Just like we care about the comfort of what we choose to wear and where we choose to live, so do bacteria. Unlike with our friends and family, researchers would like to find ways to make bacteria less welcome on surfaces.
This is the objective of Associate Professor Dacheng Ren in the , who recently was awarded a R21 grant from the National Institutes of Health (NIH) to study how bacteria grow on the surface of polymers with different levels of stiffness—particularly as it relates to bacterial growth on contact lenses.
Associate Professor Dacheng Ren is researching ways of making bacteria uncomfortable on contact lenses.
“By using a common polymer material, that is used in many medical devices, it turns out that bacteria care a lot about stiffness,” says Ren. “When you change the stiffness, within the range of normal contact lenses, we see a big difference in terms of how much bacteria can attach. It also affects the physiology of attached cells, in terms of how fast they grow and their sensitivity to antibiotics. Even the size of the cells tends to be different based on the stiffness.”
Through collaboration with Professor Jay Henderson, the team will be using cell-tracking software to look at how cells move on surfaces of varying stiffness and will measure quantitative and statistically significant differences based on the different materials.
Bacteria, like humans, have environmental preferences. “It is not surprising that they prefer the soft surfaces used in our study because it is easier for them to attach.
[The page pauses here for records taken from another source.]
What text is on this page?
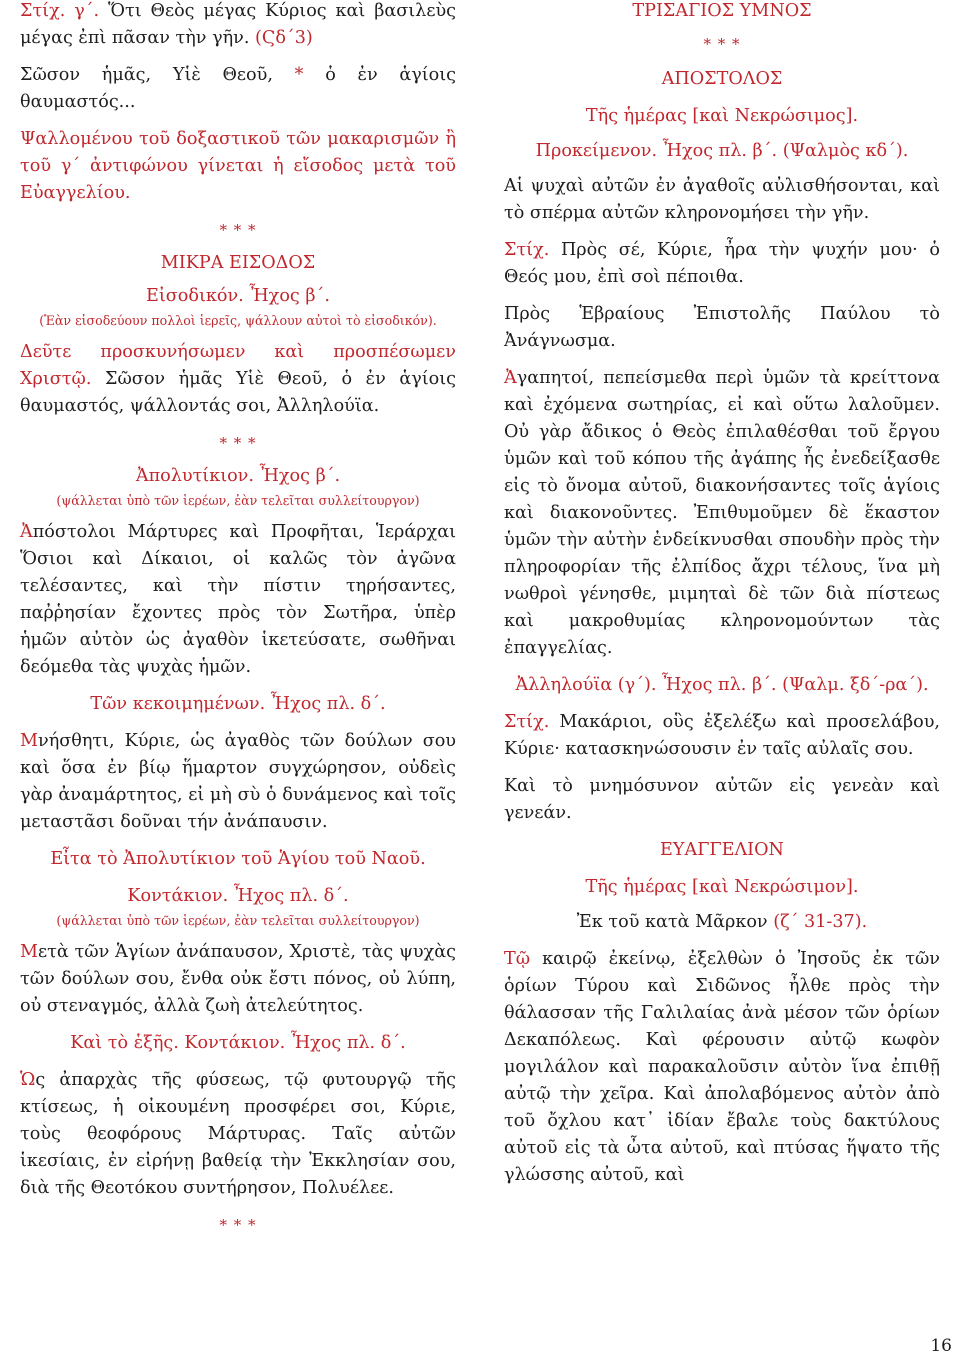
Στίχ. γ΄. Ὅτι Θεὸς μέγας Κύριος καὶ βασιλεὺς μέγας ἐπὶ πᾶσαν τὴν γῆν. (Ϛδ΄3)

Σῶσον ἡμᾶς, Υἱὲ Θεοῦ, * ὁ ἐν ἁγίοις θαυμαστός...

Ψαλλομένου τοῦ δοξαστικοῦ τῶν μακαρισμῶν ἢ τοῦ γ΄ ἀντιφώνου γίνεται ἡ εἴσοδος μετὰ τοῦ Εὐαγγελίου.

* * *

ΜΙΚΡΑ ΕΙΣΟΔΟΣ

Εἰσοδικόν. Ἦχος β΄.

(Ἐὰν εἰσοδεύουν πολλοὶ ἱερεῖς, ψάλλουν αὐτοὶ τὸ εἰσοδικόν).

Δεῦτε προσκυνήσωμεν καὶ προσπέσωμεν Χριστῷ. Σῶσον ἡμᾶς Υἱὲ Θεοῦ, ὁ ἐν ἁγίοις θαυμαστός, ψάλλοντάς σοι, Ἀλληλούϊα.

* * *

Ἀπολυτίκιον. Ἦχος β΄.

(ψάλλεται ὑπὸ τῶν ἱερέων, ἐὰν τελεῖται συλλείτουργον)

Ἀπόστολοι Μάρτυρες καὶ Προφῆται, Ἱεράρχαι Ὅσιοι καὶ Δίκαιοι, οἱ καλῶς τὸν ἀγῶνα τελέσαντες, καὶ τὴν πίστιν τηρήσαντες, παῤῥησίαν ἔχοντες πρὸς τὸν Σωτῆρα, ὑπὲρ ἡμῶν αὐτὸν ὡς ἀγαθὸν ἱκετεύσατε, σωθῆναι δεόμεθα τὰς ψυχὰς ἡμῶν.

Τῶν κεκοιμημένων. Ἦχος πλ. δ΄.

Μνήσθητι, Κύριε, ὡς ἀγαθὸς τῶν δούλων σου καὶ ὅσα ἐν βίῳ ἥμαρτον συγχώρησον, οὐδεὶς γὰρ ἀναμάρτητος, εἰ μὴ σὺ ὁ δυνάμενος καὶ τοῖς μεταστᾶσι δοῦναι τήν ἀνάπαυσιν.

Εἶτα τὸ Ἀπολυτίκιον τοῦ Ἁγίου τοῦ Ναοῦ.

Κοντάκιον. Ἦχος πλ. δ΄.

(ψάλλεται ὑπὸ τῶν ἱερέων, ἐὰν τελεῖται συλλείτουργον)

Μετὰ τῶν Ἁγίων ἀνάπαυσον, Χριστὲ, τὰς ψυχὰς τῶν δούλων σου, ἔνθα οὐκ ἔστι πόνος, οὐ λύπη, οὐ στεναγμός, ἀλλὰ ζωὴ ἀτελεύτητος.

Καὶ τὸ ἑξῆς. Κοντάκιον. Ἦχος πλ. δ΄.

Ὡς ἀπαρχὰς τῆς φύσεως, τῷ φυτουργῷ τῆς κτίσεως, ἡ οἰκουμένη προσφέρει σοι, Κύριε, τοὺς θεοφόρους Μάρτυρας. Ταῖς αὐτῶν ἱκεσίαις, ἐν εἰρήνῃ βαθείᾳ τὴν Ἐκκλησίαν σου, διὰ τῆς Θεοτόκου συντήρησον, Πολυέλεε.

* * *

ΤΡΙΣΑΓΙΟΣ ΥΜΝΟΣ

* * *

ΑΠΟΣΤΟΛΟΣ

Τῆς ἡμέρας [καὶ Νεκρώσιμος].

Προκείμενον. Ἦχος πλ. β΄. (Ψαλμὸς κδ΄).

Αἱ ψυχαὶ αὐτῶν ἐν ἀγαθοῖς αὐλισθήσονται, καὶ τὸ σπέρμα αὐτῶν κληρονομήσει τὴν γῆν.

Στίχ. Πρὸς σέ, Κύριε, ἦρα τὴν ψυχήν μου· ὁ Θεός μου, ἐπὶ σοὶ πέποιθα.

Πρὸς Ἑβραίους Ἐπιστολῆς Παύλου τὸ Ἀνάγνωσμα.

Ἀγαπητοί, πεπείσμεθα περὶ ὑμῶν τὰ κρείττονα καὶ ἐχόμενα σωτηρίας, εἰ καὶ οὕτω λαλοῦμεν. Οὐ γὰρ ἄδικος ὁ Θεὸς ἐπιλαθέσθαι τοῦ ἔργου ὑμῶν καὶ τοῦ κόπου τῆς ἀγάπης ἧς ἐνεδείξασθε εἰς τὸ ὄνομα αὐτοῦ, διακονήσαντες τοῖς ἁγίοις καὶ διακονοῦντες. Ἐπιθυμοῦμεν δὲ ἕκαστον ὑμῶν τὴν αὐτὴν ἐνδείκνυσθαι σπουδὴν πρὸς τὴν πληροφορίαν τῆς ἐλπίδος ἄχρι τέλους, ἵνα μὴ νωθροὶ γένησθε, μιμηταὶ δὲ τῶν διὰ πίστεως καὶ μακροθυμίας κληρονομούντων τὰς ἐπαγγελίας.

Ἀλληλούϊα (γ΄). Ἦχος πλ. β΄. (Ψαλμ. ξδ΄-ρα΄).

Στίχ. Μακάριοι, οὓς ἐξελέξω καὶ προσελάβου, Κύριε· κατασκηνώσουσιν ἐν ταῖς αὐλαῖς σου.

Καὶ τὸ μνημόσυνον αὐτῶν εἰς γενεὰν καὶ γενεάν.

ΕΥΑΓΓΕΛΙΟΝ

Τῆς ἡμέρας [καὶ Νεκρώσιμον].

Ἐκ τοῦ κατὰ Μᾶρκον (ζ΄ 31-37).

Τῷ καιρῷ ἐκείνῳ, ἐξελθὼν ὁ Ἰησοῦς ἐκ τῶν ὁρίων Τύρου καὶ Σιδῶνος ἦλθε πρὸς τὴν θάλασσαν τῆς Γαλιλαίας ἀνὰ μέσον τῶν ὁρίων Δεκαπόλεως. Καὶ φέρουσιν αὐτῷ κωφὸν μογιλάλον καὶ παρακαλοῦσιν αὐτὸν ἵνα ἐπιθῇ αὐτῷ τὴν χεῖρα. Καὶ ἀπολαβόμενος αὐτὸν ἀπὸ τοῦ ὄχλου κατ᾽ ἰδίαν ἔβαλε τοὺς δακτύλους αὐτοῦ εἰς τὰ ὦτα αὐτοῦ, καὶ πτύσας ἥψατο τῆς γλώσσης αὐτοῦ, καὶ

16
They seem to be happier too as the cells become longer and grow faster.”
Right now, a lot of people who wear contact lenses don’t think about bacterial growth and they do not often clean and change them in time. Some of these actions can cause chronic, permanent damage due to biofilm-associated eye infections. Ren is working in his lab to see if the contact lenses themselves could one day become a line of defense against eye infections.
This NIH R21 grant is funded by the National Eye Institute and entitled for $408,183 for two years. It will help understand the effects of material stiffness on bacterial biofilm formation and develop better contact lenses.